KARACHI: Former chairman of the standing committee on agriculture of the FPCCI and Secretary-General (Federal) of the Businessmen Panel (BMP) Chaudhry Ahmad Jawad has underscored the need for a water policy with the coordination of the provincial governments, which was drafted many a times in the past but not approved as yet.
He also stressed on the control of evaporation losses from reservoirs and creation of reliable data on water resources and its usage.
The discharge of industrial and domestic wastewater into open water bodies and groundwater is the main threat to the country’s water reserves, which deteriorate the quality of water and is the major cause of diseases, he added.
He also urged the government to start constructing dams, including the Kalabagh Dam, and on Jhelum and Sutlej rivers too, on a priority basis.
Jawad said that the threat of choking off of water to Pakistan is not vacuous. It needlessly pits India against the people of Pakistan by playing on an insecurity that has a deeper psychological effect than the threat of a war. He said the Indus Waters Treaty is an international agreement, and India cannot revoke it.
“But I think the Indian government is determined to set aside the formal contract,” and it wanted to take control of Jhelum River to make a negative impact on Pakistan’s agriculture sector, which would not be acceptable at all. As India had already taken control of releasing water into the Jhelum River which could trigger flood or drought on the Pakistani side, he added.
He urged the government to approach the World Bank and the international court of arbitration against Indian desires.
He also called for some conservation and management strategy before water scarcity became a national security threat.

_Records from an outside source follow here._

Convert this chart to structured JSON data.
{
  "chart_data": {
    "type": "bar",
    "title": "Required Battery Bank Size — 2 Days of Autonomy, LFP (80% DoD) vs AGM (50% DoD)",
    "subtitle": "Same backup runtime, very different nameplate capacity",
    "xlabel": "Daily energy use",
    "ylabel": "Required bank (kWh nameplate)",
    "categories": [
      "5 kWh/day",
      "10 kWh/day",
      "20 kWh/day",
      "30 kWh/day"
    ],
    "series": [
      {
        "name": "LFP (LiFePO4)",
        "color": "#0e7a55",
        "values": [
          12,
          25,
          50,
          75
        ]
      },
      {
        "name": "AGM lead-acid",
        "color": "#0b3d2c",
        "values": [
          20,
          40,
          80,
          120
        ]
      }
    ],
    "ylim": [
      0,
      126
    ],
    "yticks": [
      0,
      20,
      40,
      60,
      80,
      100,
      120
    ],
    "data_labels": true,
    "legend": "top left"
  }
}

Jawad said industrialized nations of Europe had water storage capacity of 90 days, but Pakistan had a storage capacity for around 30 days only, which must be increased to 1,000 days.
“We have the world’s best canal system, but up to 50 percent of water gets wasted, which is not acceptable.”
Moreover, around 145 million acres feet of water flowed through the country. Of this, a major portion was wasted, he said.
He said that the water availability per capita, which was 5,600 cubic meters in 1947, had been reduced to 1,000 cubic meters.
The BMP secretary-general said that the gap between demand and supply would reach one billion cubic meters in a decade. Therefore, water should be declared a matter of national security to save the country from becoming a desert.